Chaïbia a continué à faire ses ménages la journée, et à consacrer ses soirées à la peinture.  Deux ans plus tard, soit en 1965, Hossein invite Ahmed Cherkaoui, peintre marocain, et Pierre Gaudibert, critique d’art et directeur du Musée de l’art moderne de Paris à venir manger un vrai couscous chez sa mère.  Sans arrière-pensées, cette dernière montre ses peintures à ses convives.  Pierre Gaudibert a beaucoup aimé les œuvres de la peintre naissante.  Avec du recul, Chaïbia reconnaît que ce dernier l’a beaucoup aidée et encouragée.  Il y a eu d’abord trois premières expositions en 1966, l’une à Goethe-Institut à Casablanca, une autre à la Galerie Solstice à Paris et l’autre au Salon des sur indépendants au Musée d’art moderne de Paris.  Ensuite, les expositions se sont enchaînées un peu partout dans le monde.  Le succès de Chaïbia a été fulgurant.  La mahboula, la folle du petit village de Chtouka séduit un grand public entre autres à Copenhagen, Frankfort, Ibiza, Tunis, Brésil, Rotterdam, Irak, Barcelone, Nouvelle-Zélande et Beverly Hills.  Les grands critiques d’art ont consacré Chaïbia grande peintre du 20èmesiècle, d’ailleurs avec raison puisque les œuvres de cette dernière côtoient celles de Miro, Picasso et Modigliani pour ne citer que ceux-là.  Aussi, dès 1971, Chaïbia figure dans le Larousse de l’art dans le monde ; et en 1977, elle entre dans le dictionnaire de référence Bézénit.
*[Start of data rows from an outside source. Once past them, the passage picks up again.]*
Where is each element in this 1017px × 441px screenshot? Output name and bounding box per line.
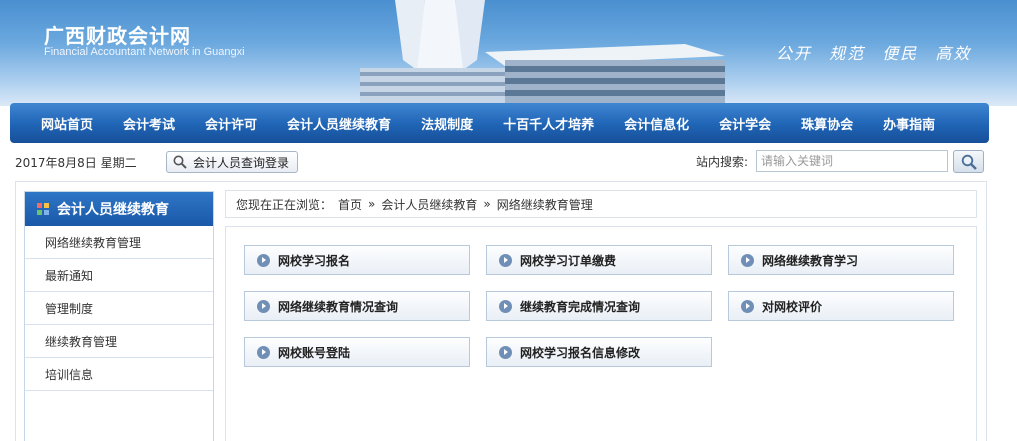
main-content: 网校学习报名 网校学习订单缴费 网络继续教育学习 网络继续教育情况查询 继续教育… [225,226,977,441]
slogan: 公开 规范 便民 高效 [776,40,981,64]
breadcrumb: 您现在正在浏览： 首页 » 会计人员继续教育 » 网络继续教育管理 [225,190,977,218]
breadcrumb-separator: » [483,197,491,211]
nav-talent-training[interactable]: 十百千人才培养 [488,114,609,133]
link-label: 网络继续教育学习 [762,253,859,268]
link-registration-edit[interactable]: 网校学习报名信息修改 [486,337,712,367]
link-school-registration[interactable]: 网校学习报名 [244,245,470,275]
bullet-icon [499,345,512,359]
sidebar-item-training-info[interactable]: 培训信息 [25,358,213,391]
sidebar-item-management-system[interactable]: 管理制度 [25,292,213,325]
sidebar-item-network-education[interactable]: 网络继续教育管理 [25,226,213,259]
nav-informatization[interactable]: 会计信息化 [609,114,704,133]
nav-accounting-license[interactable]: 会计许可 [190,114,272,133]
link-network-learning[interactable]: 网络继续教育学习 [728,245,954,275]
breadcrumb-level1[interactable]: 会计人员继续教育 [381,196,477,213]
site-search-button[interactable] [953,150,984,173]
slogan-3: 便民 [882,44,919,63]
personnel-query-login-button[interactable]: 会计人员查询登录 [166,151,298,173]
bullet-icon [257,253,270,267]
site-header: 广西财政会计网 Financial Accountant Network in … [0,0,1017,106]
sidebar-item-education-management[interactable]: 继续教育管理 [25,325,213,358]
link-account-login[interactable]: 网校账号登陆 [244,337,470,367]
nav-abacus-association[interactable]: 珠算协会 [786,114,868,133]
link-label: 网校账号登陆 [278,345,351,360]
sidebar: 会计人员继续教育 网络继续教育管理 最新通知 管理制度 继续教育管理 培训信息 [24,191,214,441]
grid-icon [37,203,49,215]
magnifier-icon [961,154,977,170]
link-completion-query[interactable]: 继续教育完成情况查询 [486,291,712,321]
breadcrumb-home[interactable]: 首页 [338,196,362,213]
query-button-label: 会计人员查询登录 [193,155,290,170]
link-order-payment[interactable]: 网校学习订单缴费 [486,245,712,275]
link-label: 网络继续教育情况查询 [278,299,399,314]
breadcrumb-current: 网络继续教育管理 [496,197,593,212]
link-school-evaluation[interactable]: 对网校评价 [728,291,954,321]
site-subtitle: Financial Accountant Network in Guangxi [44,46,245,58]
site-search-label: 站内搜索: [696,155,749,169]
search-icon [173,155,187,169]
current-date: 2017年8月8日 星期二 [15,156,137,170]
bullet-icon [257,299,270,313]
site-search-input[interactable] [756,150,948,172]
link-label: 对网校评价 [762,299,823,314]
slogan-2: 规范 [829,44,866,63]
bullet-icon [741,299,754,313]
bullet-icon [499,299,512,313]
bullet-icon [499,253,512,267]
bullet-icon [741,253,754,267]
slogan-1: 公开 [776,44,813,63]
main-nav: 网站首页 会计考试 会计许可 会计人员继续教育 法规制度 十百千人才培养 会计信… [10,103,989,143]
link-label: 网校学习报名 [278,253,351,268]
sidebar-header: 会计人员继续教育 [25,192,213,226]
nav-accounting-society[interactable]: 会计学会 [704,114,786,133]
link-education-status-query[interactable]: 网络继续教育情况查询 [244,291,470,321]
link-label: 网校学习订单缴费 [520,253,617,268]
nav-guide[interactable]: 办事指南 [868,114,950,133]
sidebar-title: 会计人员继续教育 [57,202,169,218]
link-label: 继续教育完成情况查询 [520,299,641,314]
breadcrumb-prefix: 您现在正在浏览： [236,197,333,212]
nav-accounting-exam[interactable]: 会计考试 [108,114,190,133]
site-title[interactable]: 广西财政会计网 [44,20,191,49]
header-building-banner [360,0,725,106]
nav-home[interactable]: 网站首页 [26,114,108,133]
nav-continuing-education[interactable]: 会计人员继续教育 [272,114,406,133]
bullet-icon [257,345,270,359]
breadcrumb-separator: » [368,197,376,211]
slogan-4: 高效 [935,44,972,63]
nav-regulations[interactable]: 法规制度 [406,114,488,133]
link-label: 网校学习报名信息修改 [520,345,641,360]
sidebar-item-latest-notice[interactable]: 最新通知 [25,259,213,292]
Mais nul n’est prophète chez lui.  En effet, pendant que l’Occident s’extasie devant le talent de Chaïbia Tallal, les ténors de l’art contemporain au Maroc lui réservent un mépris souverain.  Il faut dire que pour eux, la production de cette dernière se réduit au mieux à de l’art naïf.  Pourtant, les critiques d’art sont quasi unanimes à cet égard : le style de Chaïbia ne relève pas de cette forme d’expression. Et s’il faut à tout prix classifier ce style, certains critiques s’accordent pour dire qu’on est en présence d’un «art brut,» c’est-à-dire un idéal plastique tel que préconisé par le mouvement européen Cobra en 1945, à savoir un art dégagé de toute influence savante, culturelle et historique.  En réalité, le style de Chaïbia est inclassable.  Plus tard, on dit un «Chaïbia» comme on dit un «Picasso» … mais aussi comme on vend un «Picasso» : Chaïbia est la seule peintre marocaine à être cotée en bourse ; et les collectionneurs sont prêts à débourser la bagatelle d’un million de dirhams pour acquérir une seule de ses toiles !

Chaïbia Tallal s’éteint à Casablanca en 2004, à l’âge de soixante quinze ans, suite à une crise cardiaque.  Chaïbia a livré à la postérité une abondante production artistique.  Ses toiles alimentent les collections de nombreux États, dont la France, l’Italie, le Japon, la Suisse, l’Inde, Haïti, l’Australie, la Grande Bretagne et les États-Unis.  Ses toiles alimentent également les plus grandes collections privées du monde, dont celle du roi du Maroc, et celles d’autres collectionneurs entre autres en France, Italie, Liban, Égypte, Inde, Canada, Espagne, Suisse, Hollande, Belgique, Haïti, Japon, Suède, Danemark, Allemagne, Australie, États-Unis, Grande Bretagne, Nouvelle-Zélande, et Afrique du sud.  Somme toute, la mahboula de Chtouka a été une baraka, une grâce pour le Maroc entier.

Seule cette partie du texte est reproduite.